“But you must know!” cried Missy in desperation.

“Why must I?”

“Because this has gone on far too long. And I never meant it to go on at all. No, I give you my oath I only meant to have a lark in the beginning—to have a lark and be done with it! Anyhow I can't keep it up any longer; that's all about it, and—but surely you can guess now, Mr. Teesdale, can't you?”

Again the old man was long in answering. “Yes,” he exclaimed at length, and with such conviction in his voice that Missy grasped her chair-arms tight and sat holding her breath. “Yes, I do see now. You borrowed that money not because you really needed it, but because——”

The girl's groans stopped him. “To think that you can't guess,” she wailed, “though I've as good as told you in so many words!”
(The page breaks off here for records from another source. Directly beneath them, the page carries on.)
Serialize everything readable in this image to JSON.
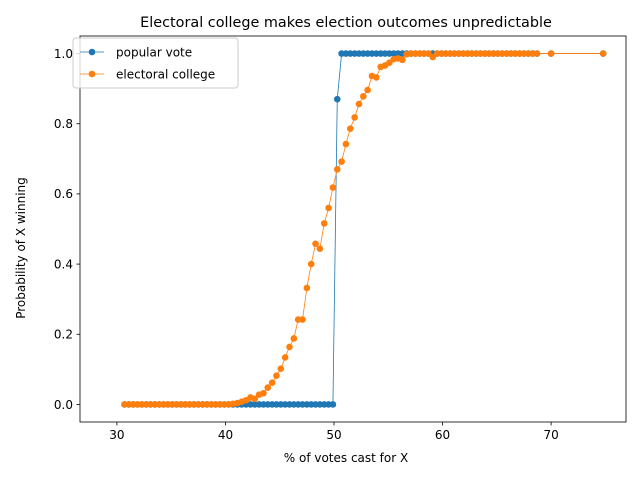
{
  "chart_data": {
    "type": "line",
    "title": "Electoral college makes election outcomes unpredictable",
    "xlabel": "% of votes cast for X",
    "ylabel": "Probability of X winning",
    "xlim": [
      26.6,
      76.9
    ],
    "ylim": [
      -0.05,
      1.05
    ],
    "xticks": [
      30,
      40,
      50,
      60,
      70
    ],
    "xtick_labels": [
      "30",
      "40",
      "50",
      "60",
      "70"
    ],
    "yticks": [
      0.0,
      0.2,
      0.4,
      0.6,
      0.8,
      1.0
    ],
    "ytick_labels": [
      "0.0",
      "0.2",
      "0.4",
      "0.6",
      "0.8",
      "1.0"
    ],
    "grid": false,
    "legend_position": "top-left",
    "x": [
      30.7,
      31.1,
      31.5,
      31.9,
      32.3,
      32.7,
      33.1,
      33.5,
      33.9,
      34.3,
      34.7,
      35.1,
      35.5,
      35.9,
      36.3,
      36.7,
      37.1,
      37.5,
      37.9,
      38.3,
      38.7,
      39.1,
      39.5,
      39.9,
      40.3,
      40.7,
      41.1,
      41.5,
      41.9,
      42.3,
      42.7,
      43.1,
      43.5,
      43.9,
      44.3,
      44.7,
      45.1,
      45.5,
      45.9,
      46.3,
      46.7,
      47.1,
      47.5,
      47.9,
      48.3,
      48.7,
      49.1,
      49.5,
      49.9,
      50.3,
      50.7,
      51.1,
      51.5,
      51.9,
      52.3,
      52.7,
      53.1,
      53.5,
      53.9,
      54.3,
      54.7,
      55.1,
      55.5,
      55.9,
      56.3,
      56.7,
      57.1,
      57.5,
      57.9,
      58.3,
      58.7,
      59.1,
      59.5,
      59.9,
      60.3,
      60.7,
      61.1,
      61.5,
      61.9,
      62.3,
      62.7,
      63.1,
      63.5,
      63.9,
      64.3,
      64.7,
      65.1,
      65.5,
      65.9,
      66.3,
      66.7,
      67.1,
      67.5,
      67.9,
      68.3,
      68.7,
      70.0,
      74.8
    ],
    "series": [
      {
        "name": "popular vote",
        "color": "#1f77b4",
        "values": [
          0,
          0,
          0,
          0,
          0,
          0,
          0,
          0,
          0,
          0,
          0,
          0,
          0,
          0,
          0,
          0,
          0,
          0,
          0,
          0,
          0,
          0,
          0,
          0,
          0,
          0,
          0,
          0,
          0,
          0,
          0,
          0,
          0,
          0,
          0,
          0,
          0,
          0,
          0,
          0,
          0,
          0,
          0,
          0,
          0,
          0,
          0,
          0,
          0,
          0.87,
          1,
          1,
          1,
          1,
          1,
          1,
          1,
          1,
          1,
          1,
          1,
          1,
          1,
          1,
          1,
          1,
          1,
          1,
          1,
          1,
          1,
          1,
          1,
          1,
          1,
          1,
          1,
          1,
          1,
          1,
          1,
          1,
          1,
          1,
          1,
          1,
          1,
          1,
          1,
          1,
          1,
          1,
          1,
          1,
          1,
          1,
          1,
          1
        ]
      },
      {
        "name": "electoral college",
        "color": "#ff7f0e",
        "values": [
          0,
          0,
          0,
          0,
          0,
          0,
          0,
          0,
          0,
          0,
          0,
          0,
          0,
          0,
          0,
          0,
          0,
          0,
          0,
          0,
          0,
          0,
          0,
          0,
          0,
          0.002,
          0.004,
          0.008,
          0.012,
          0.02,
          0.016,
          0.028,
          0.032,
          0.048,
          0.062,
          0.082,
          0.102,
          0.134,
          0.164,
          0.188,
          0.242,
          0.242,
          0.332,
          0.4,
          0.458,
          0.444,
          0.516,
          0.56,
          0.618,
          0.67,
          0.692,
          0.742,
          0.786,
          0.818,
          0.856,
          0.878,
          0.896,
          0.936,
          0.932,
          0.962,
          0.966,
          0.974,
          0.984,
          0.986,
          0.982,
          0.998,
          1,
          1,
          1,
          1,
          1,
          0.99,
          1,
          1,
          1,
          1,
          1,
          1,
          1,
          1,
          1,
          1,
          1,
          1,
          1,
          1,
          1,
          1,
          1,
          1,
          1,
          1,
          1,
          1,
          1,
          1,
          1,
          1
        ]
      }
    ]
  }
}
“No, I can't guess,” answered David decisively. “What's more, I don't want to. So I give it up. Hush, Missy, not another word! I won't have it! I'll put my fingers in my ears if you will persist. I don't care whether it's true or whether it isn't, I'm not going to sit here and listen to you pitching into yourself when—when——”

“When what?”

“Why, when I've grown that fond of you, my dear!”

“And are you fond of me?” said Missy, in a softened voice that quivered badly. She put her arms once more round the old man's neck, and let her tousled head rest again upon his shoulder. “Are you really so fond of me as all that?”

“My dear, we all are. You know that as well as I do.”